Thirty-four years ago, Mike Campbell-Lamerton's pride of British and Irish Lions played eight games in Australia, including two Tests, before crossing the Tasman for a mind-boggling 25-match gallop around New Zealand.

Apparently fearful that the tourists might feel starved of rugby, the organisers also slipped in a couple of fixtures in Canada on the way back home. Next summer, the Lions will play 10 matches in Wallaby country without going anywhere else at all, apart from home to bed. And they say the game is getting harder by the season.

Ironically enough, the Lions hierarchy have spent rather longer chewing the fat over the 2001 itinerary than any of their predecessors. Donal Lenihan is making no apologies for taking his time, however. "People say it's a short tour, but it's also very intense," the manager said yesterday as final details of the match schedule were released. "There were a number of things to iron out: at one point, we were looking at playing a side as strong as Queensland in the second game of the tour, and meeting all three Super 12 provinces in the space of a week, which would not have been ideal.

"It's obvious to me that the age of the 20-odd match trek is long gone; when national teams tour these days, they play seven games maximum. All you have to do is look at the amount of rugby these people are taking on, what with professional club competitions and internationals and World Cups. Anyone who asks a player to consider anything longer than a 10-match tour at the end of the northern hemisphere season is asking too much."
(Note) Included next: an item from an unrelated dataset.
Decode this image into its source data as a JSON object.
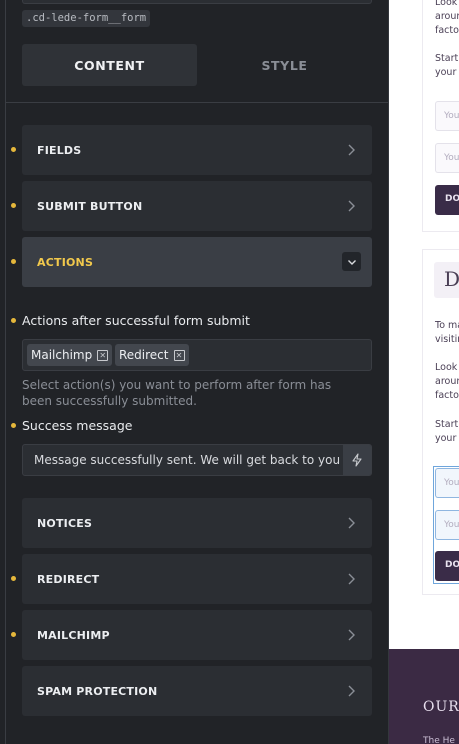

Lenihan confirmed that the Lions would travel with 37 players and indicated that the captain would not be named ahead of the rest of the party. "The point of taking 37 is that we can rest an entire 15 between matches," he explained. "With seven substitutes now on the bench, any of whom could be on the field inside the first minute, 22 players are accounted for in each match. We have only six games to settle on our team for the first Test in Brisbane, so it will be imperative to give people sufficient recovery time."

The Lions will leave London for Perth on 2 June and play their opening fixture against Western Australia a week later. The first serious questions will be asked by John Eales and his Queensland Reds on 16 June, a fixture that signals a particularly demanding stretch with follow-up games against Australia A and the New South Wales Waratahs.

The only negatives are the positioning of the match with Australia's hottest Super 12 outfit, the ACT Brumbies, directly before the second Test in Melbourne - the Brumbies will have to do without a Wallaby contingent led by halfbacks George Gregan and Steve Larkham - and the fact that the said Melbourne Test may be played under cover. "To me, rugby is an outdoor sport," said Lenihan. "But the details of that game are still in the air."

Lenihan and his fellow selectors will begin sorting the wheat from the chaff when the Heineken Cup and European Shield tournaments start next month, but there is already a considerable amount of jostling for position in the domestic arena. For instance, John Leslie, the most constructive inside centre in Britain if not the fittest, has an opportunity to score some big points against one of his most obvious rivals, Mike Catt, when Newcastle take on Bath at the Recreation Ground this afternoon.

Newcastle know what it is to win amid the Georgian splendour - the Falcons were good winners on the banks of the Avon during their title-winning campaign of 1997-98 - and even though their brilliant young full-back and talk of the town, Michael Stephenson, is missing because of shoulder trouble, they will field a back division capable of giving the Bath glitterati something to ponder. Jamie Noon, another youngster with mentions in national dispatches, makes his first start of the season alongside Leslie, while Epi Taione again restricts Va'aiga Tuigamala to bench duty. Up front, Ross Beattie will be a key figure at No 8.

There should be fun and games at Sale, too, now that their match with Saracens has been given the go-ahead following the lifting of the fuel blockade. Vaughan Going, a member of New Zealand's most revered rugby clan, returns at full-back after a hamstring strain, and there are starts for Matt Moore, one of the members of England's "Tour from Hell" party in 1998, and Rob Applyard at right wing and openside flanker respectively. Sale have appointed Peter Deakin as chief executive, and if the most effective marketing man in the game does for the Sharks what he did for Saracens during his time at Watford, the tiny ground at Heywood Road will soon be rendered obsolete.